Thursday, January 8, 2015

A Different Response To Same-Sex Attraction Than You May Have Heard Before



I’d like to encourage you to read this blog post from my friend and colleague Tim Habecker, director of missions/Outreach at Hope EPC here in Spotsylvania County.  It gives important first-hand perspective on matters of homosexuality, same-sex attraction and the Christian faith.

Perhaps you listened to NPR’s Weekend Edition this past Sunday morning. If you did you were introduced to a pastor and his wife from western Pennsylvania. What you likely had no way of knowing is that there is just one degree of separation between you and Allan Edwards…and it is me.  Click Here to read Tim’s entire blog post. 

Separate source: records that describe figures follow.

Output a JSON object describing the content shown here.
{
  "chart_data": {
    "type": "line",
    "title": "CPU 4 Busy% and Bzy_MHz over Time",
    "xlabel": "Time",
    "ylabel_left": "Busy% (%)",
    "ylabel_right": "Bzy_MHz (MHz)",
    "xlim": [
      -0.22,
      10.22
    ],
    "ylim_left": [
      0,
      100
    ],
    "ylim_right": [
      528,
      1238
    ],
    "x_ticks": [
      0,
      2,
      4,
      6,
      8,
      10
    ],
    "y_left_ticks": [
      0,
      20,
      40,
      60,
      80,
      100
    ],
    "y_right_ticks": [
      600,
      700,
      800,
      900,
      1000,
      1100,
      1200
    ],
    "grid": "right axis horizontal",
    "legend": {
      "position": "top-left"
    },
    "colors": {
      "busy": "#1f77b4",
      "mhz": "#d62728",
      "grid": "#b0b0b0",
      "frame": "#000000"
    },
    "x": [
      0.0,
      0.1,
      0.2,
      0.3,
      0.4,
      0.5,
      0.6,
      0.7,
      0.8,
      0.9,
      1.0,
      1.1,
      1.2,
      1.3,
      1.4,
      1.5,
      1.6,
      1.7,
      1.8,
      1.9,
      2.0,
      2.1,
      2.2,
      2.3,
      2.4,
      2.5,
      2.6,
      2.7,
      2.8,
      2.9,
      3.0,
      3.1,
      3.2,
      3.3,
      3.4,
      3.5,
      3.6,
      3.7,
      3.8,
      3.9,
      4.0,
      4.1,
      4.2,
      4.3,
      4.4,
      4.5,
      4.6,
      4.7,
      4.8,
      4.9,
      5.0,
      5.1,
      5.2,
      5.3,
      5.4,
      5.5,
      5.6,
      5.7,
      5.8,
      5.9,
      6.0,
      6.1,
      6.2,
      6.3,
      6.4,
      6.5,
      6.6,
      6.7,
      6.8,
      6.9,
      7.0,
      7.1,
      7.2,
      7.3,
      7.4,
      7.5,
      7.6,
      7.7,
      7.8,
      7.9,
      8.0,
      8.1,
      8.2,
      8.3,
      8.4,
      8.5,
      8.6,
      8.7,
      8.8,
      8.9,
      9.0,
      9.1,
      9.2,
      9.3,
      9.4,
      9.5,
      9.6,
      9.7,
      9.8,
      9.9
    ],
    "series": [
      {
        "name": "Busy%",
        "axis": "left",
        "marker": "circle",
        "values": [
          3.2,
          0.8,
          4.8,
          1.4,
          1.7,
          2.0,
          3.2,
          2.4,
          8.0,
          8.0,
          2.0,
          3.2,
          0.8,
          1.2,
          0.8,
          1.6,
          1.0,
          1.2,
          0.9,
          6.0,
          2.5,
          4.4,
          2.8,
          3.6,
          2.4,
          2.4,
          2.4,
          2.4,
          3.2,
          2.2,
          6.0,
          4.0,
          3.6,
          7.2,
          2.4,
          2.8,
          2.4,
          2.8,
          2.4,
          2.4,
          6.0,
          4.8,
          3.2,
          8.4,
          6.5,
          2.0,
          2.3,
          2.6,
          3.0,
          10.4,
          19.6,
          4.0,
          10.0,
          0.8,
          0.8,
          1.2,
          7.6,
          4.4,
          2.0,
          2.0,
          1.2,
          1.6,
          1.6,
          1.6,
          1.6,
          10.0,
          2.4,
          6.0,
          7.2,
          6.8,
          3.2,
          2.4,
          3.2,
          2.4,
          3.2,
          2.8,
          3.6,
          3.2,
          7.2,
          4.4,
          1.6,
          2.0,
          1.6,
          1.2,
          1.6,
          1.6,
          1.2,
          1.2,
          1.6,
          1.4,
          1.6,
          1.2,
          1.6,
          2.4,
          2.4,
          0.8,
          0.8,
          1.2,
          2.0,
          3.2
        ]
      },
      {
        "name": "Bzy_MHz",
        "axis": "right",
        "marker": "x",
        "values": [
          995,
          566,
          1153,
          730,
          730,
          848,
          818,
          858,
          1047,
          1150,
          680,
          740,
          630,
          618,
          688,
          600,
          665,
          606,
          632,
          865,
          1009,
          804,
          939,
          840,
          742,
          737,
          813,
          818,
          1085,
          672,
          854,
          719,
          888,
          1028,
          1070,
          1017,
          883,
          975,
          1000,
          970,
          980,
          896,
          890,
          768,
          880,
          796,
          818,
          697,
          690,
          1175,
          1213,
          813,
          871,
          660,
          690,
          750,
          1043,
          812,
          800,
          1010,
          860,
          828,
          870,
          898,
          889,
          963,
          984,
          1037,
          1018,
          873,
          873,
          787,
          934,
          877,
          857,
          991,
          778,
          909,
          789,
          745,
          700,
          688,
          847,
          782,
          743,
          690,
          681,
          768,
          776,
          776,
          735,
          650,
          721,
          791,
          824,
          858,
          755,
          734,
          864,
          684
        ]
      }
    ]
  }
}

Click Here to listen to the NPR interview with Tim’s friend Allan.  It is titled “Attracted to Men, Pastor Feels Called To Marriage With A Woman.”

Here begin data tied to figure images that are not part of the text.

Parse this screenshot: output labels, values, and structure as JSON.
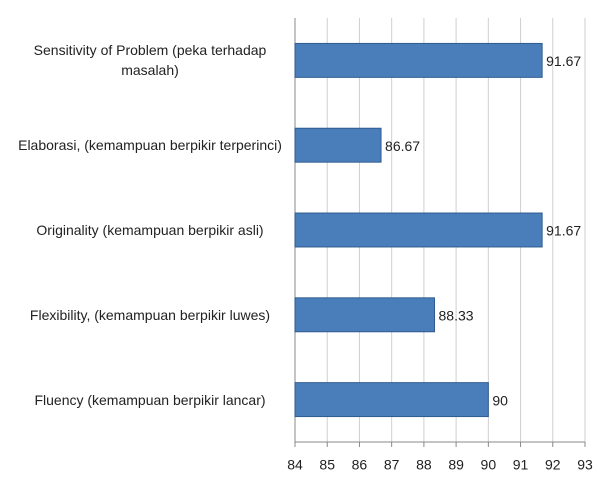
{
  "chart_data": {
    "type": "bar",
    "orientation": "horizontal",
    "categories": [
      "Sensitivity of Problem (peka terhadap masalah)",
      "Elaborasi, (kemampuan berpikir terperinci)",
      "Originality (kemampuan berpikir asli)",
      "Flexibility, (kemampuan berpikir luwes)",
      "Fluency (kemampuan berpikir lancar)"
    ],
    "values": [
      91.67,
      86.67,
      91.67,
      88.33,
      90
    ],
    "color": "#4a7ebb",
    "xlim": [
      84,
      93
    ],
    "xticks": [
      84,
      85,
      86,
      87,
      88,
      89,
      90,
      91,
      92,
      93
    ],
    "grid": true
  }
}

This post also brought to mind an experience of my own in a previous century – the mid-1990’s.  I was leading Mt Pleasant Community Church, an EPC church just off the campus of Central Michigan University.  We supported the on-campus ministry of InterVarsity Christian Fellowship and its staff worker Dave Collins.  Dave invited his friend and fellow IV staff Joel Perry to address the CMU chapter sharing his experience as a person with what we now call Same-Sex Attraction who had chosen to live a celibate life.  It was a story similar to Tim’s friend Alan, though it never led to marriage.  Joel eventually moved overseas and died as a missionary in a hostile setting.

To my mind, the conversation on homosexuality in our culture has ceased to be a conversation.  Instead, it feels like a red-hot political dividing line: “Are you for or against?”  God’s grace announced in the Gospel seems to give me different categories to face this subject though.  Allan and Leann’s story; Joel Perry’s story; several others that I have known or pastored over the years embody a different option than our culture’s “for or against.”  It’s an option that helps me see others differently because I see myself differently.  I’m finding power to love and listen to people different than me, because Jesus has first loved me – and He shows me that I’m less different from those others than I realized.